Their official definition is concisely stated in Section 4. Note in particular that they assume two Markov Decision Processes. Here's another way of framing it:
Here third-person refers to training an agent to correctly achieve a simple goal in a simple environment when it is provided a demonstration of a teacher achieving the same goal but from a different viewpoint; and unsupervised refers to the fact that the agent receives only these third-person demonstrations, and is not provided a correspondence between teacher states and student states.
Why is their work unique? They argue:
This past work, however, is not directly applicable to the third person imitation learning setting. In third-person imitation learning, the observations and actions obtained from the demonstrations are not the same as what the imitator agent will be faced with.
A notable challenge is that we need to be sure that we're defining an "interesting-enough" problem.

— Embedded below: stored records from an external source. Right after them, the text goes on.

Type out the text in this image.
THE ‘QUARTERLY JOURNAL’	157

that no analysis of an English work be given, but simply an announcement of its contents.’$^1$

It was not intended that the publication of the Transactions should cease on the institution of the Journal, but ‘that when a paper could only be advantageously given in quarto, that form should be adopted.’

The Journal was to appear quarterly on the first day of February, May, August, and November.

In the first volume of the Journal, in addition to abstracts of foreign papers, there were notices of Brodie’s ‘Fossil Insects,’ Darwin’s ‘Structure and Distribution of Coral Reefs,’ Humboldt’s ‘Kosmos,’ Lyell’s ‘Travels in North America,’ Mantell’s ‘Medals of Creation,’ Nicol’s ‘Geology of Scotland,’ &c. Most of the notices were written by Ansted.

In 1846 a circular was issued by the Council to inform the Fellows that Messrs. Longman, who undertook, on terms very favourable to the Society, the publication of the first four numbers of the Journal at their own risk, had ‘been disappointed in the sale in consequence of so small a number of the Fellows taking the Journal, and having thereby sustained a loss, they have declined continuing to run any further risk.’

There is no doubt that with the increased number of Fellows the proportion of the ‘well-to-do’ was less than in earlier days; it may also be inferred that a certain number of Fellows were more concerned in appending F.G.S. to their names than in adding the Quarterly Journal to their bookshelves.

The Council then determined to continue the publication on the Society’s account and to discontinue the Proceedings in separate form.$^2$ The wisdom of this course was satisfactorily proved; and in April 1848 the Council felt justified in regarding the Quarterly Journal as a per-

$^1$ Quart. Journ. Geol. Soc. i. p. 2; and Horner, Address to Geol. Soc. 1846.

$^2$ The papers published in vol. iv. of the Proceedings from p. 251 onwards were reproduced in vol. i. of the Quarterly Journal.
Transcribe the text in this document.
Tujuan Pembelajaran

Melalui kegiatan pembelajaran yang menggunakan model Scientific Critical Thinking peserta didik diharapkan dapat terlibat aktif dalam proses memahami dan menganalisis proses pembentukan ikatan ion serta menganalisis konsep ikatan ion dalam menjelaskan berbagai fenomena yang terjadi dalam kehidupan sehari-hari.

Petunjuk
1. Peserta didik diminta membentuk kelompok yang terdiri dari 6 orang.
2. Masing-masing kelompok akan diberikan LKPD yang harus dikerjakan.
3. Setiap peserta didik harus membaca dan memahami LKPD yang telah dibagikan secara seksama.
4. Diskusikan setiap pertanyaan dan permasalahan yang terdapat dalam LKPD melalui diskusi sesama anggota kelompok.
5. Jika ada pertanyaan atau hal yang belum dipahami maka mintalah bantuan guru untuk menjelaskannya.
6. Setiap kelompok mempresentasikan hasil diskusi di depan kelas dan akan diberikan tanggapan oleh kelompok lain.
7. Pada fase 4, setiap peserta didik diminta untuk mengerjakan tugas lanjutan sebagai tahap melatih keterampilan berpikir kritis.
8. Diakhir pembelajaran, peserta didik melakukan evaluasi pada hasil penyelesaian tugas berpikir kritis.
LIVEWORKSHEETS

The third-person setting has to be notably different from the first-person setting.
Their algorithm combines two related works:
- Domain confusion, from computer vision (unfortunately, I'm not familiar with this).
- Generative adversarial networks (OK, I know this, a bit!).
And they benchmark on three Mujoco problems, with TRPO as the expert:
- Pointmass (expert trajectories are at a different angle)
- Reacher (same as Pointmass)
- Pendulum (expert trajectories are in a different color)
This might not sound much harder to humans, since we can relate different angles and colors easily, but this is at the pixel level and the computer only sees pixels. OK, this sounds reasonably convincing to me. And also, their algorithm only looks at raw sensory data, where no features are available. This is pretty much the bare minimum requirement nowadays.
Their algorithm requires a cost function formulation. They base it on GAIL by adding more terms to the agent's objective (which for GAIL is to maximize the discriminator's cross entropy, i.e. make the discriminator perform poorly in classification, since classifiers are supposed to minimize cross entropy). They say that GAIL will not do well in the third-person setting since the discriminator can tell the difference between the two settings, but they should have run an experiment to prove that.
OK, so how do they resolve this? This is a bit confusing for me. They argue that they can split up a deep network into two parts: a feature extractor and a classifier. This seems wrong to me, because all weights do contribute to the final classification and to feature extraction. As a general rule I can agree that features are extracted in the first few layers, but I don't see why they can declare a hard split. The notation in this paper is also confusing. EDIT: after thinking about it, why not use two separate networks, and have the output from the feature extractor be input to the second one?
It looks like they're arguing this by adding in a mutual information criteria. Unfortunately, it mostly reflects me to other literature. I think the "domain confusion" intuition is that the discriminator will be confused about which policy the inputs (i.e. states) came from.
They also provide two time steps, which makes sense. What's more confusing is that function G which flips the sign. Really? They have to do this to destroy the signal from backpropagation.
Yeah, I'll need to look at this in more detail.
This paper is a fast read other than the math formulation for their setting, which unfortunately mostly refers us to other work. I wonder if there are other possible new problem settings? Also, what other insights can we derive from human behavior?